My first 3
With Christmas just gone I look back to the winter of 1981 where my driving career started.
I’ve been rather fortunate with a recent eBay purchase that I hadn’t actually gone looking for and to be honest, I’m not sure what made me look for it or how I found it. The reason for this utter astonishment from me when sober was because the item in question doesn’t really have a memorable name. What I have managed to do is find my first 3 radio controlled cars.
The toy pages of the Gratham autumn/winter catalogue became a mass of dog eared pages. I had eyed up the Corgi racing Golf. Being all of 6, I did still believe in Santa. I was expecting a racing Golf. Alas the Golf never happened. So let me take you for a drive on my first 3.
LaTrax Alpha RCX
I’ve been searching for this ad-hoc for several years but I’ve never really been able to find it because its random name was totally lost on me. How the hell could I remember that mix of exotic sounding words?
For a start there is the design. I could have sworn it was a 1967 Mustang fastback. It does look a bit like that at the rear but now I’m looking and I note it’s more Datsun 240Z at the front. It really was a nothing car. A random selection of designs thrown together. There were 4 Mustangs 2’s on the box. I remember that.
There were other things I remembered too about this. Despite not quite remembering the controller having a steering wheel, I do remember the push buttons for the forward and backward motions.

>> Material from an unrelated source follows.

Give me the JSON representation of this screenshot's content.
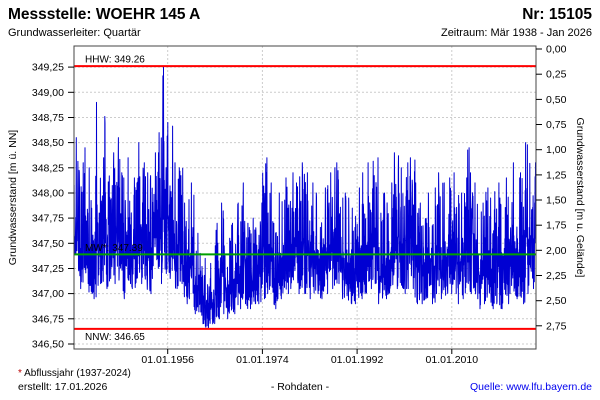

Looking at the RCX today, it really was a thing of advanced engineering. It had proportional steering and a floating rear axle. It drove quite quickly through the one rear wheel. I remember hearing it crash against the wall the night before Christmas and shouting down to my parents only to be told it wasn’t what I had screamed.
Sadly the RCX was to be short lived. Like several minutes. It broke. What was to come afterwards was MUCH better.
Likto Truck
This was the absolute nuts of a toy to me. It was huge and had blazing yellow lights. The trailer could either be a flat bed with detachable ramp or articulate box. This was 18 wheels of goodness although 16 of those were pretend double wheels but let’s us not split hairs of tyres here. It wasn’t just a truck and trailer though. Based on a Kenworth, this was your all out American big rig. I was part of the convoy. I was right there with Rubber Duck. That was until the gun firing. I wasn’t going to have my big rig damaged.
The Likto truck had the added bonus of being able to dismount the trailer at the touch of a button. It was almost fully interactive. The game was then to reverse up to and hitch the trailer to the truck. You could say it taught eye-hand co-ordination. Not that you’d think it did if you ever see me playing computer games. I’m quite hopeless.
The technology didn’t just stop there. For a toy, it had a complex drive and clutch system with 3 gear ratio set ups. Slow or fast in all directions but it also gave the option of fast forward and slow reverse at the flick of a lever underneath.
Alas all good things must come to an end. I remember being almost inconsolable when it stopped working. I loved that truck.
Corgi Mini Metro
Now here was peak Corgi toys. Back in 1983 Corgi had you covered for all things a young budding motorist required. TV detective cars, big scale, small scale and electric cars that you didn’t even need to push around the living room. That last statement can’t actually be applied to Corgi’s RC toys. They were a bit rubbish.
The Metro lived up to the hype of its British Leyland roots. It wasn’t that great and it was unreliable. Discovering the magic powers of a screw driver, I took mine apart. It was like looking into the void of a glossy wrapped box with a sparkling bow in the corner next to your name. It was empty apart from the cheapest circuit board you have ever seen.
It took all these batteries to give it 6 volts of magic. It could have done with around half of that. So simple and not very effective, it had cheap magnetic controlled steering. That 6 volt of power did not translate to scintillating speed to chip the lead paint from the newly painted skirting boards around the house. It wasn’t what you could call a carpet racer despite its fetching Datapost livery.
What I do remember was the hate I had for my sister when it came choosing the 70 or 77 numbers. She suggested 70 because I was 7. Shut up Jackie. She know nothing about race cars. We all knew the higher the number, the faster it goes right?
It died a painful death in my hands and I can’t say what I did to it was deliberate. It just died. Its Super Cover warranty had expired along with the car.
Rise of the Big Boys
It wasn’t until Christmas 1985 when I kick started my long affair with the real boys toys. Those from Tamiya with their Wild One. And as for the Golf, I found one and to be honest I wasn’t missing out. It was the same as the Metro, just as naff but clothed in a Volkswagen body. Thankfully nothing was as unreliable as a Corgi VW Golf except for a Metro.